The northern end of the island is dominated by Soufriere, a 3,000-foot volcano. A friend of mine was anchored under the volcano in April 1979 with an amateur geologist on board. Together they scaled the volcano and peered into the depths. The geologist declared it safely dormant. That night, which happened to be both Friday the 13th and Good Friday, there was a rumbling from the very bowels of the earth and the volcano erupted with a massive cloud that landed dust hundreds of miles away. It created murk in the area so thick they couldn’t see to the bow of the boat and had to leave completely blind, steering by compass to get away. The eruption, which lasted for some days, was Soufriere’s second since 1902. The other was in 1973. As you sail by you can see some rivers of dark volcanic matter that flowed down from the summit. Despite the absence of any warning, everyone left soon after the first eruption and there were no casualties.

The enthusiastic should hike up Soufriere, as it is unquestionably one of the Windwards’ best and most exciting hikes. Starting on the windward side, there is a clear trail that begins in farmland and goes through rainforest, montane forest, and then into an area where only tiny plants can survive.

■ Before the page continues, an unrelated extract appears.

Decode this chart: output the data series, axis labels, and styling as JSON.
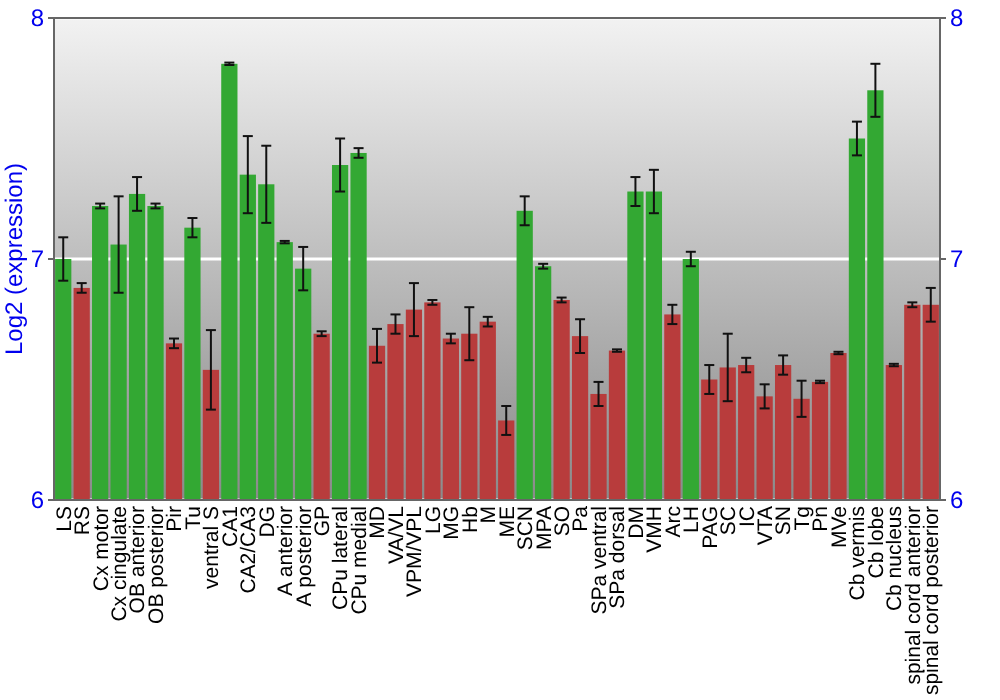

The mountain top is often in cloud, and you need a little luck to see down into the crater or get the views over the island. The wind often blows hard, and it is cool and damp, so take a rain jacket. Be careful not to get blown into the crater, which is a sheer 1,000-foot drop with no guardrail. Take lunch with you and eat it near the top; the longer you spend there, the more likely you are to get windows in the clouds and be able to see into the crater. The crater is an impressive cone with a huge, growing, smoking volcanic dome in the middle. The crater rim is at 3,000 feet; the mountains to the north attain 3,800 feet. The volcano can be approached from the leeward side, but it is a much longer hike (about four hours each way) and a reliable guide is essential.

In Blue Lagoon, at the southern end of St. Vincent, the delightfully refurbished Blue Lagoon Hotel and Marina is a wonderful and welcoming place to stay and enjoy the surrounding country. You can clear customs here and three restaurants are right there with many more within dinghy range down to Young Island Cut.

While here, visit, and spend a couple of hours in Montreal Gardens, owned an run by Tim Vaughan. Tim takes the botanical garden into an art form, and this is surely the most spectacular garden in the eastern Caribbean.

St. Vincent has several beautiful anchorages. Cumberland Bay, Wallilabou and Petit Byahaut are all in wild and wonderful countryside. The capital is Kingstown, which has a cruise ship dock.